Champlin, Nathaniel Collection
Credit: Nathaniel Champlin Collection, Northeast Historic Film. Mission bell dune shack owned by the Champlin family. Provincetown, Massachusetts; 1976.
film (3538 ft) : si., col. ; Super 8
1969 – 1979
The collection consists of a total of 3,538 feet of amateur super 8mm film from the late 1960s-1970s, shot primarily by Nathaniel Champlin. The films document his family and neighbors who lived in the dune shacks in the Peaked Hill Bars Historic District of the Cape Cod National Seashore. They take place mostly in Provincetown, Massachusetts and include some footage taken in Newport, Rhode Island.
Coverage of family recreation includes boating, fishing, sailing, scuba diving, snorkeling, swimming, water skiing, and other summertime activities around Provincetown, Massachusetts.
Champlin recorded many aerial images of the dune shacks and the Cape Cod National Seashore, in addition to historical events such as the Newport, Rhode Island Tall Ships Festival held in 1976 to commemorate America’s Bicentennial.
Of particular interest are the reels documenting daily life in the Provincetown dune shacks and the rich history of the fishing community, such as the "Blessing of the Fleet" tradition.
Nathaniel L. Champlin was born in Newport, Rhode Island in 1919. As a teenager, Nathaniel learned from John Howard Benson in his art studio and studied photography, eventually taking pictures for the yearbook in both high school and college.
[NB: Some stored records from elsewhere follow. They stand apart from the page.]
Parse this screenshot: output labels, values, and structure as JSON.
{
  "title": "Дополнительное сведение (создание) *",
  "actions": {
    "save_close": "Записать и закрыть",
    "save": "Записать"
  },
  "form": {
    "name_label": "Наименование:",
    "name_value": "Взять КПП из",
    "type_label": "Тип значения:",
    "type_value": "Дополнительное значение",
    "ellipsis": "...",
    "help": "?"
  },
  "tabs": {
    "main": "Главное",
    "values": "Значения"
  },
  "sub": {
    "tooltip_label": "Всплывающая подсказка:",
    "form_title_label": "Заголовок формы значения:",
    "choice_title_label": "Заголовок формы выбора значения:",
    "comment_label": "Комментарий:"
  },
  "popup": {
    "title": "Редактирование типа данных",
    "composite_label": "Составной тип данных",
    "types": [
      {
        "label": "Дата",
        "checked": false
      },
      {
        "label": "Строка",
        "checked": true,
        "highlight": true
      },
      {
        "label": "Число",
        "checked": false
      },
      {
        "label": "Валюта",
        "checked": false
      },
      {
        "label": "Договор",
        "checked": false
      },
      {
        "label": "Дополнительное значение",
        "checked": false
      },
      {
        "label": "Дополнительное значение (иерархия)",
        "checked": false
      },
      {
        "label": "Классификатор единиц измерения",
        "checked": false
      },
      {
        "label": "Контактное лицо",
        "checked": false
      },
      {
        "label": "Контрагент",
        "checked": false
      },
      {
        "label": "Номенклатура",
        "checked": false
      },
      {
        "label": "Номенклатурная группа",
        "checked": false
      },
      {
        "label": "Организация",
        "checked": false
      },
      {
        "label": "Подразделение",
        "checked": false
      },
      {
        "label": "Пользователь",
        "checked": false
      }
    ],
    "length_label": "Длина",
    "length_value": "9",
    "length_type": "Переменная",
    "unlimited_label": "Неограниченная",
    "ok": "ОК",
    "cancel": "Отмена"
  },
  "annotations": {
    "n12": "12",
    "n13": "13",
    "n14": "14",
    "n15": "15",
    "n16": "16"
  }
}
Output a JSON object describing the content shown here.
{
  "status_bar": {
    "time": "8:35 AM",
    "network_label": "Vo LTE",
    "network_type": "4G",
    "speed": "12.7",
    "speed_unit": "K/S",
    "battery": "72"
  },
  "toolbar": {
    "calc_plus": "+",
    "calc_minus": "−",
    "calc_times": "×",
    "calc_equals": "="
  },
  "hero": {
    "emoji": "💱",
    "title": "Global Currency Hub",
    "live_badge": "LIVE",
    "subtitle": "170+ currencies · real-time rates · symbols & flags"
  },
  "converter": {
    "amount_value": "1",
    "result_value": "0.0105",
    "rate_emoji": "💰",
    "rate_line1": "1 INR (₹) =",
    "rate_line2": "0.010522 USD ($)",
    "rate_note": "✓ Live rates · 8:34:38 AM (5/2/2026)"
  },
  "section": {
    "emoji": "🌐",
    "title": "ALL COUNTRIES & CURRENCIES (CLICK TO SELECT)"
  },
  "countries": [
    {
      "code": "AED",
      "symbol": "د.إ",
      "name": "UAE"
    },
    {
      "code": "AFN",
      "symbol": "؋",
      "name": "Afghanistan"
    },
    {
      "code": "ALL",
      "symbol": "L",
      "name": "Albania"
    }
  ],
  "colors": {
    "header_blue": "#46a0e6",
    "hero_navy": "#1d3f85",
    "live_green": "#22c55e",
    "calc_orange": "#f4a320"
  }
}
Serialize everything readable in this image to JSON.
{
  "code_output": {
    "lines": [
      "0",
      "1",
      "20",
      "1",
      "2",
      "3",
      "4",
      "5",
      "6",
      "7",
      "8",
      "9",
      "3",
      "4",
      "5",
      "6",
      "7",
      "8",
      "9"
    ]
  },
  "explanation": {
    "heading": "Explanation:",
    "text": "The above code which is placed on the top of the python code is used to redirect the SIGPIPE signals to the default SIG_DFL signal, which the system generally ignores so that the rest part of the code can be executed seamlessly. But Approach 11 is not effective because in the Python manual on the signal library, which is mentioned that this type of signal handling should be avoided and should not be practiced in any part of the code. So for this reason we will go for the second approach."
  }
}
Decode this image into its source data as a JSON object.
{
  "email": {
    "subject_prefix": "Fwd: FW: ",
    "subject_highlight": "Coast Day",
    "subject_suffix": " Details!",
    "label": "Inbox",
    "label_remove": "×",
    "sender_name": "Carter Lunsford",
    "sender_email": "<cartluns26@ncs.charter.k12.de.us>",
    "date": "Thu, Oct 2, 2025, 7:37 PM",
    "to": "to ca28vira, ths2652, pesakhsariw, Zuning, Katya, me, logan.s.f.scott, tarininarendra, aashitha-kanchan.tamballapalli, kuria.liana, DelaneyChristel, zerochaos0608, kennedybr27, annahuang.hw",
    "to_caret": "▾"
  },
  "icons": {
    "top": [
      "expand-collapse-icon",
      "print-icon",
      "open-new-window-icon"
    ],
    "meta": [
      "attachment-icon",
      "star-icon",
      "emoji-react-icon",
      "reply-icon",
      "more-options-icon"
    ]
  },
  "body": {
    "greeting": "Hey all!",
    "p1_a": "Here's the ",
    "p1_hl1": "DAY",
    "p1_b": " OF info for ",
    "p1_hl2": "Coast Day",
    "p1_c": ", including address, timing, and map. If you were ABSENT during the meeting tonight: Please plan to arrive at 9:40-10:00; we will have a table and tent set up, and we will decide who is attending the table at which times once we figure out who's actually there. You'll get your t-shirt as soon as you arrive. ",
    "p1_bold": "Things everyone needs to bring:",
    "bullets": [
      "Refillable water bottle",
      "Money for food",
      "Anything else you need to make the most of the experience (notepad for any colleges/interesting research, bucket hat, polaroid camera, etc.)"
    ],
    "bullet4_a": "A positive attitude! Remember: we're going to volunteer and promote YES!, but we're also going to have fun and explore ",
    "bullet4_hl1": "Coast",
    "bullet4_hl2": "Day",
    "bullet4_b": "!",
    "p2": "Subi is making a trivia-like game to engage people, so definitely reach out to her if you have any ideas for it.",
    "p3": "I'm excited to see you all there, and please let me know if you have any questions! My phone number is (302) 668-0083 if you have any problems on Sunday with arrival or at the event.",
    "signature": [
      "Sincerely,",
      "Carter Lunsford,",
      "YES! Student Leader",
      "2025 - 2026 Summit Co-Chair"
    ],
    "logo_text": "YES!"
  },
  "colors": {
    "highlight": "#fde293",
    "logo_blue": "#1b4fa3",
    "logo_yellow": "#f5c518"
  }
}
In 1939 he received his BA from Pratt Institute in Brooklyn.
During World War II he participated in the Italian Campaign and Anzio Invasion as a 2nd Lt. in the army. Under the GI Bill, Nathaniel received his Master's and Doctorate from Columbia University. He later became a Professor at Wayne State University College of Education in Detroit, and taught art and photography at Cranbook Art Academy.
In 1948, while fishing with friends in the Peaked Hill Bars area of Cape Cod, Nathaniel discovered a shack which had been built in the early 1930s by Jake Loring, the operator of Loring’s Taxi, and carpenter Dominic Avila. Dominic had built the shack with wood salvaged from a 100-year old home he was paid to demolish in Truro, Massachusetts.
When Nathaniel purchased the shack from Dominic in 1953 it was derelict and he spent the next few years making repairs and salvaging building materials from houses that were being torn down in Brooklyn, NY. The shack became known as “Mission Bell” for a bell that Nathaniel obtained from a one-room schoolhouse in Michigan, and suspended on old telephone poles outside of their Cape Cod home.
Nathaniel married Mildred Kautto Champlin and they had three children: Maia Champlin Peck, Andrea Champlin, and Paul Champlin. He began filming on super 8mm shortly after the birth of his son Paul. Over the next several decades, Nathaniel shot and edited many films which document his family's activities in Provincetown. He also made films on scuba diving and bottle collecting which were exhibited in schools and other educational settings.
Nathaniel died on March 16, 2015 at the age of 95, at which time his family still occupied the Mission Bell dune shack in Cape Cod.